Halifax, Lloyds and Bank of Scotland, offer a debit card, (linked to your checking account), usable for in-store purchases and cash withdrawals.

It comes with a fixed weekly spending limit of £ 100 and a separate weekly limit of £ 100 on cash withdrawals.

Caregiver card account

the Santander version is slightly different, because with this one, the caregiver has their own separate “named” account and account number.

It comes with a debit card for in-store and online spending and cash withdrawals and the caregiver has a separate online and mobile banking account, but cannot set up direct debits or standing orders .

The customer can fund the account up to a maximum of £ 1,500, and both parties receive monthly statements. Mobile alerts can also be set up to track caregiver spending.

As this is a separate account, both parties must be present for the opening, either in a branch or by phone.

Paid childcare cards

GuardianCard is called a debit card; although you need to preload it. You can have up to five cards with this option, with individual limits of £ 20 to £ 1,000. It can be used in stores, ATMs and online, but comes with a monthly fee of £ 7.95, after the one-month trial.
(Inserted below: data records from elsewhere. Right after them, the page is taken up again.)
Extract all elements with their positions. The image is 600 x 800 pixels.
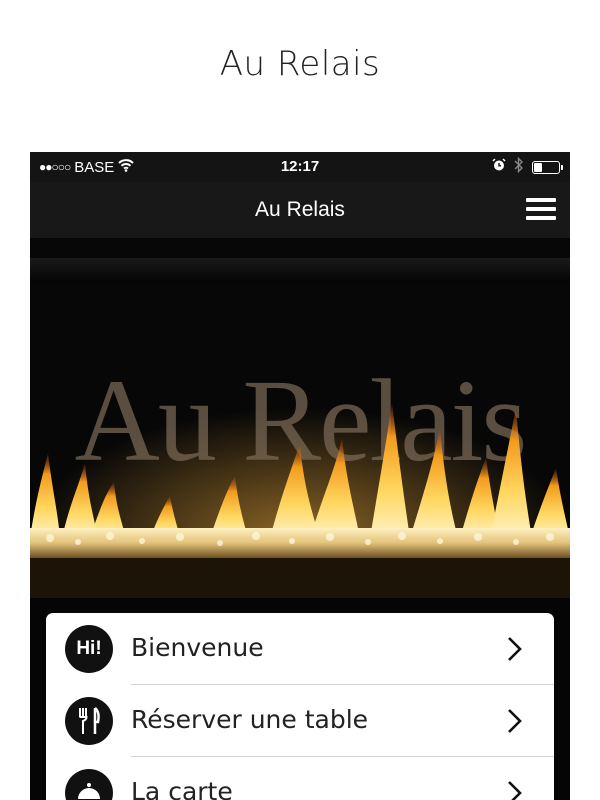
clock: 12:17	[280, 158, 320, 175]
hi-icon: Hi!	[65, 625, 113, 673]
hamburger-menu-button[interactable]	[526, 198, 556, 222]
cloche-icon	[65, 769, 113, 800]
cutlery-icon	[65, 697, 113, 745]
nav-title: Au Relais	[255, 198, 345, 221]
menu-item-reserver[interactable]: Réserver une table	[46, 685, 554, 756]
menu-item-la-carte[interactable]: La carte	[46, 757, 554, 800]
menu-item-label: Bienvenue	[131, 633, 264, 662]
main-menu: Hi! Bienvenue Réserver une table La cart…	[46, 613, 554, 800]
page-title: Au Relais	[219, 44, 381, 84]
battery-icon	[532, 160, 563, 174]
bluetooth-icon	[514, 156, 524, 177]
chevron-right-icon	[508, 709, 522, 733]
phone-screen: ●●○○○ BASE 12:17 Au Relais Au Relais Hi!…	[30, 152, 570, 800]
menu-item-bienvenue[interactable]: Hi! Bienvenue	[46, 613, 554, 684]
menu-item-label: La carte	[131, 777, 233, 800]
status-bar: ●●○○○ BASE 12:17	[30, 152, 570, 182]
chevron-right-icon	[508, 637, 522, 661]
alarm-icon	[492, 158, 506, 176]
chevron-right-icon	[508, 781, 522, 800]
hi-icon-text: Hi!	[76, 638, 102, 659]
hamburger-icon-line	[526, 207, 556, 211]
nav-bar: Au Relais	[30, 182, 570, 238]
hamburger-icon	[526, 198, 556, 202]
menu-item-label: Réserver une table	[131, 705, 369, 734]
hamburger-icon-line	[526, 216, 556, 220]
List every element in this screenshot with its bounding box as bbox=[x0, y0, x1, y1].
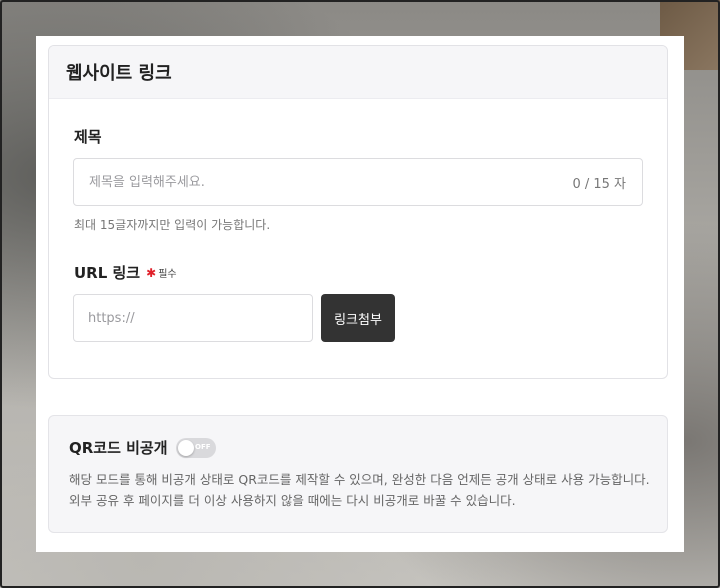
qr-title-row: QR코드 비공개 OFF bbox=[69, 437, 216, 458]
qr-private-toggle[interactable]: OFF bbox=[175, 437, 216, 458]
qr-private-label: QR코드 비공개 bbox=[69, 439, 168, 457]
qr-private-card: QR코드 비공개 OFF 해당 모드를 통해 비공개 상태로 QR코드를 제작할… bbox=[48, 415, 668, 533]
title-hint: 최대 15글자까지만 입력이 가능합니다. bbox=[74, 218, 271, 232]
url-label-row: URL 링크 ✱ 필수 bbox=[74, 262, 177, 283]
title-input[interactable] bbox=[87, 173, 573, 191]
toggle-knob bbox=[177, 439, 194, 456]
qr-description: 해당 모드를 통해 비공개 상태로 QR코드를 제작할 수 있으며, 완성한 다… bbox=[69, 472, 650, 508]
char-counter: 0 / 15 자 bbox=[572, 176, 626, 192]
card-title: 웹사이트 링크 bbox=[49, 46, 667, 99]
url-label: URL 링크 bbox=[74, 264, 141, 282]
toggle-state-text: OFF bbox=[195, 442, 211, 451]
title-input-wrapper: 0 / 15 자 bbox=[73, 158, 643, 206]
attach-link-button[interactable]: 링크첨부 bbox=[321, 294, 395, 342]
website-link-panel: 웹사이트 링크 제목 0 / 15 자 최대 15글자까지만 입력이 가능합니다… bbox=[36, 36, 684, 552]
url-input-wrapper bbox=[73, 294, 313, 342]
required-text: 필수 bbox=[158, 269, 177, 280]
required-icon: ✱ bbox=[146, 265, 157, 280]
website-link-card: 웹사이트 링크 제목 0 / 15 자 최대 15글자까지만 입력이 가능합니다… bbox=[48, 45, 668, 379]
title-label: 제목 bbox=[74, 128, 102, 146]
url-input[interactable] bbox=[86, 309, 300, 327]
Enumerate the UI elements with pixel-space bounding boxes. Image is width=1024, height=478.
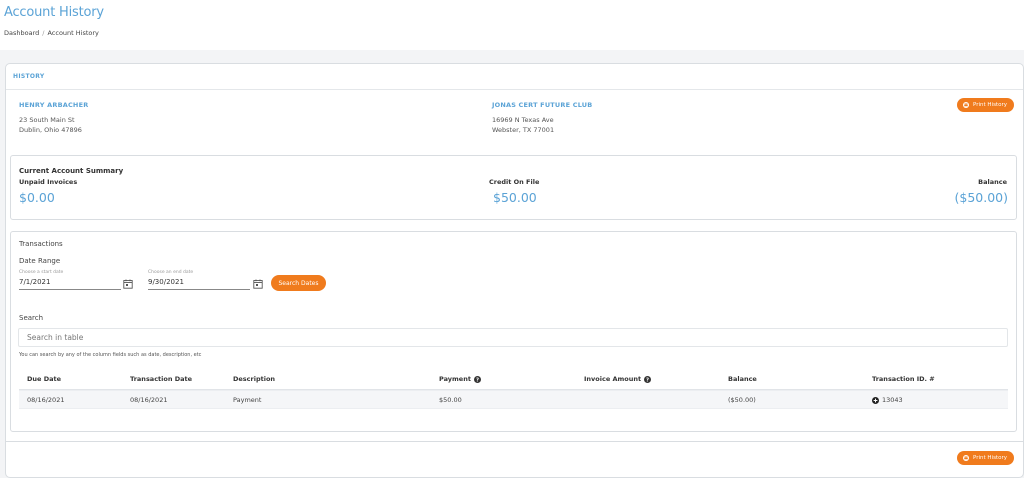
cell-due-date: 08/16/2021	[27, 396, 65, 404]
col-payment-label: Payment	[439, 375, 471, 383]
col-transaction-id[interactable]: Transaction ID. #	[872, 375, 935, 383]
unpaid-invoices-label: Unpaid Invoices	[19, 178, 78, 186]
col-balance[interactable]: Balance	[728, 375, 757, 383]
panel-footer-divider	[5, 441, 1024, 442]
col-payment[interactable]: Payment ?	[439, 375, 481, 383]
club-address-line2: Webster, TX 77001	[492, 126, 555, 134]
col-transaction-date[interactable]: Transaction Date	[130, 375, 192, 383]
page-title: Account History	[4, 5, 104, 20]
breadcrumb-current: Account History	[47, 29, 99, 37]
print-history-button-bottom[interactable]: Print History	[957, 451, 1014, 465]
cell-description: Payment	[233, 396, 262, 404]
col-description[interactable]: Description	[233, 375, 275, 383]
print-icon	[963, 455, 969, 461]
customer-name: HENRY ARBACHER	[19, 101, 89, 109]
breadcrumb-dashboard-link[interactable]: Dashboard	[4, 29, 39, 37]
print-history-button-top[interactable]: Print History	[957, 98, 1014, 112]
svg-text:?: ?	[646, 377, 649, 383]
balance-value: ($50.00)	[954, 190, 1009, 205]
search-help-text: You can search by any of the column fiel…	[19, 352, 202, 358]
question-circle-icon[interactable]: ?	[473, 375, 481, 383]
start-calendar-icon[interactable]	[123, 279, 133, 289]
question-circle-icon[interactable]: ?	[644, 375, 652, 383]
club-name: JONAS CERT FUTURE CLUB	[492, 101, 593, 109]
transactions-title: Transactions	[19, 240, 63, 248]
end-calendar-icon[interactable]	[253, 279, 263, 289]
search-label: Search	[19, 314, 44, 322]
col-invoice-amount-label: Invoice Amount	[584, 375, 642, 383]
breadcrumb: Dashboard / Account History	[4, 29, 99, 37]
col-due-date[interactable]: Due Date	[27, 375, 61, 383]
start-date-input[interactable]: 7/1/2021	[19, 278, 121, 290]
search-dates-button[interactable]: Search Dates	[271, 275, 326, 291]
cell-transaction-id: 13043	[872, 396, 903, 404]
account-summary-title: Current Account Summary	[19, 167, 124, 175]
cell-transaction-id-value: 13043	[882, 396, 903, 404]
account-summary-card: Current Account Summary Unpaid Invoices …	[10, 155, 1017, 220]
history-panel-header: HISTORY	[6, 64, 1023, 90]
customer-address-line1: 23 South Main St	[19, 116, 75, 124]
print-history-label: Print History	[973, 455, 1007, 461]
credit-on-file-label: Credit On File	[489, 178, 540, 186]
cell-balance: ($50.00)	[728, 396, 756, 404]
customer-address-line2: Dublin, Ohio 47896	[19, 126, 82, 134]
plus-circle-icon[interactable]	[872, 396, 879, 404]
unpaid-invoices-value: $0.00	[19, 190, 55, 205]
end-date-input[interactable]: 9/30/2021	[148, 278, 250, 290]
print-icon	[963, 102, 969, 108]
svg-text:?: ?	[476, 377, 479, 383]
breadcrumb-separator: /	[42, 29, 45, 37]
date-range-label: Date Range	[19, 257, 61, 265]
col-invoice-amount[interactable]: Invoice Amount ?	[584, 375, 652, 383]
print-history-label: Print History	[973, 102, 1007, 108]
balance-label: Balance	[978, 178, 1007, 186]
cell-payment: $50.00	[439, 396, 462, 404]
cell-transaction-date: 08/16/2021	[130, 396, 168, 404]
history-panel-title: HISTORY	[13, 73, 45, 80]
start-date-hint: Choose a start date	[19, 270, 64, 275]
search-input[interactable]	[18, 328, 1008, 347]
club-address-line1: 16969 N Texas Ave	[492, 116, 554, 124]
end-date-hint: Choose an end date	[148, 270, 194, 275]
credit-on-file-value: $50.00	[493, 190, 537, 205]
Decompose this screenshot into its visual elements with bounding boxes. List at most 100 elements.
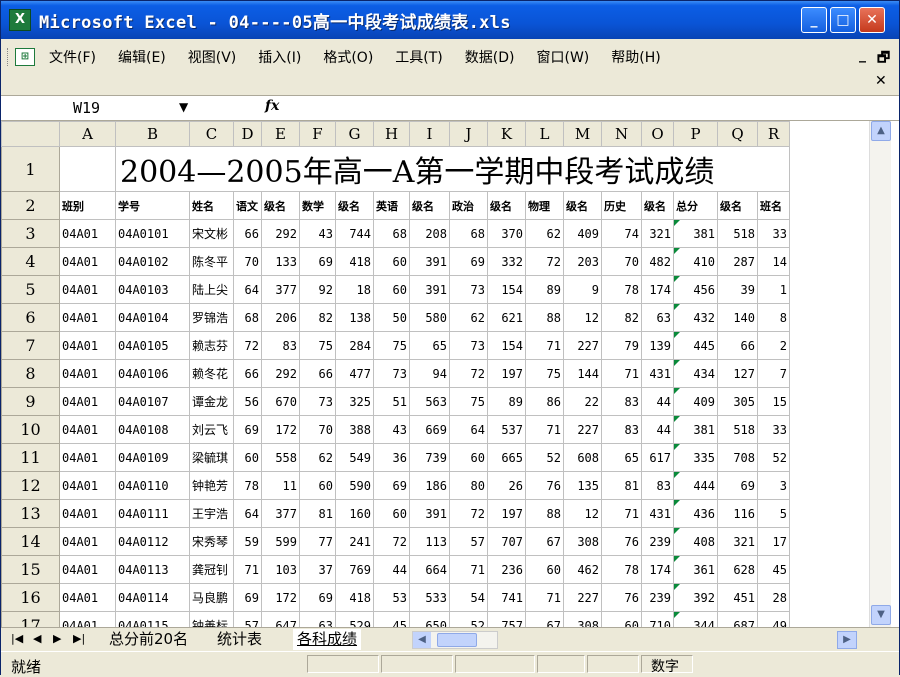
table-cell[interactable]: 52 (757, 443, 790, 472)
header-cell[interactable]: 政治 (449, 191, 488, 220)
row-header[interactable]: 13 (1, 499, 60, 528)
table-cell[interactable]: 66 (717, 331, 758, 360)
table-cell[interactable]: 71 (449, 555, 488, 584)
table-cell[interactable]: 744 (335, 219, 374, 248)
table-cell[interactable]: 15 (757, 387, 790, 416)
table-cell[interactable]: 344 (673, 611, 718, 627)
table-cell[interactable]: 45 (373, 611, 410, 627)
row-header[interactable]: 4 (1, 247, 60, 276)
table-cell[interactable]: 04A01 (59, 555, 116, 584)
table-cell[interactable]: 65 (601, 443, 642, 472)
table-cell[interactable]: 203 (563, 247, 602, 276)
table-cell[interactable]: 72 (373, 527, 410, 556)
table-cell[interactable]: 71 (601, 499, 642, 528)
table-cell[interactable]: 69 (449, 247, 488, 276)
table-cell[interactable]: 482 (641, 247, 674, 276)
table-cell[interactable]: 04A01 (59, 247, 116, 276)
table-cell[interactable]: 04A0108 (115, 415, 190, 444)
horizontal-scrollbar[interactable]: ◀ (412, 631, 498, 649)
table-cell[interactable]: 617 (641, 443, 674, 472)
table-cell[interactable]: 305 (717, 387, 758, 416)
table-cell[interactable]: 409 (563, 219, 602, 248)
table-cell[interactable]: 113 (409, 527, 450, 556)
table-cell[interactable]: 89 (487, 387, 526, 416)
table-cell[interactable]: 174 (641, 275, 674, 304)
table-cell[interactable]: 408 (673, 527, 718, 556)
table-cell[interactable]: 04A01 (59, 415, 116, 444)
table-cell[interactable]: 68 (373, 219, 410, 248)
table-cell[interactable]: 78 (233, 471, 262, 500)
table-cell[interactable]: 69 (717, 471, 758, 500)
column-header[interactable]: G (335, 121, 374, 147)
table-cell[interactable]: 377 (261, 499, 300, 528)
table-cell[interactable]: 45 (757, 555, 790, 584)
workbook-close-button[interactable]: ✕ (875, 73, 887, 89)
workbook-minimize-button[interactable]: _ (859, 47, 866, 63)
table-cell[interactable]: 434 (673, 359, 718, 388)
column-header[interactable]: O (641, 121, 674, 147)
column-header[interactable]: E (261, 121, 300, 147)
table-cell[interactable]: 04A01 (59, 275, 116, 304)
table-cell[interactable]: 71 (525, 331, 564, 360)
table-cell[interactable]: 56 (233, 387, 262, 416)
table-cell[interactable]: 63 (299, 611, 336, 627)
table-cell[interactable]: 谭金龙 (189, 387, 234, 416)
table-cell[interactable]: 04A01 (59, 331, 116, 360)
table-cell[interactable]: 518 (717, 415, 758, 444)
table-cell[interactable]: 669 (409, 415, 450, 444)
table-cell[interactable]: 76 (525, 471, 564, 500)
table-cell[interactable]: 罗锦浩 (189, 303, 234, 332)
table-cell[interactable]: 86 (525, 387, 564, 416)
table-cell[interactable]: 刘云飞 (189, 415, 234, 444)
table-cell[interactable]: 81 (601, 471, 642, 500)
table-cell[interactable]: 308 (563, 527, 602, 556)
table-cell[interactable]: 43 (299, 219, 336, 248)
table-cell[interactable]: 757 (487, 611, 526, 627)
header-cell[interactable]: 级名 (487, 191, 526, 220)
table-cell[interactable]: 52 (449, 611, 488, 627)
table-cell[interactable]: 139 (641, 331, 674, 360)
table-cell[interactable]: 388 (335, 415, 374, 444)
table-cell[interactable]: 436 (673, 499, 718, 528)
table-cell[interactable]: 172 (261, 583, 300, 612)
table-cell[interactable]: 549 (335, 443, 374, 472)
table-cell[interactable]: 710 (641, 611, 674, 627)
row-header[interactable]: 8 (1, 359, 60, 388)
table-cell[interactable]: 04A0112 (115, 527, 190, 556)
table-cell[interactable]: 83 (261, 331, 300, 360)
close-button[interactable]: ✕ (859, 7, 885, 33)
table-cell[interactable]: 宋文彬 (189, 219, 234, 248)
menu-data[interactable]: 数据(D) (465, 47, 515, 67)
table-cell[interactable]: 陆上尖 (189, 275, 234, 304)
table-cell[interactable]: 73 (373, 359, 410, 388)
table-cell[interactable]: 361 (673, 555, 718, 584)
table-cell[interactable]: 76 (601, 527, 642, 556)
table-cell[interactable]: 04A01 (59, 303, 116, 332)
table-cell[interactable]: 88 (525, 303, 564, 332)
table-cell[interactable]: 43 (373, 415, 410, 444)
title-bar[interactable]: X Microsoft Excel - 04----05高一中段考试成绩表.xl… (1, 1, 899, 39)
table-cell[interactable]: 62 (299, 443, 336, 472)
table-cell[interactable]: 287 (717, 247, 758, 276)
header-cell[interactable]: 历史 (601, 191, 642, 220)
column-header[interactable]: P (673, 121, 718, 147)
table-cell[interactable]: 66 (233, 359, 262, 388)
table-cell[interactable]: 64 (233, 499, 262, 528)
column-header[interactable]: R (757, 121, 790, 147)
table-cell[interactable]: 39 (717, 275, 758, 304)
table-cell[interactable]: 628 (717, 555, 758, 584)
minimize-button[interactable]: _ (801, 7, 827, 33)
scroll-right-icon[interactable]: ▶ (837, 631, 857, 649)
table-cell[interactable]: 69 (233, 415, 262, 444)
table-cell[interactable]: 381 (673, 219, 718, 248)
table-cell[interactable]: 04A0113 (115, 555, 190, 584)
header-cell[interactable]: 数学 (299, 191, 336, 220)
table-cell[interactable]: 60 (373, 247, 410, 276)
header-cell[interactable]: 姓名 (189, 191, 234, 220)
table-cell[interactable]: 133 (261, 247, 300, 276)
header-cell[interactable]: 语文 (233, 191, 262, 220)
table-cell[interactable]: 04A0114 (115, 583, 190, 612)
table-cell[interactable]: 739 (409, 443, 450, 472)
table-cell[interactable]: 52 (525, 443, 564, 472)
table-cell[interactable]: 60 (373, 499, 410, 528)
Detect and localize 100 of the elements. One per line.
“It offers good guarantees, with real-time spend notifications and the ability to block and unblock the card with just the push of a button,” says Andrew Hagger, “but for me it feels like they spotted a loophole in the market to make money – £ 95 a year seems a bit steep ”.

Guard card offers a three month trial, after which it’s £ 7 per month. This prepaid card can be used in-store and online, with a charge for cash withdrawals.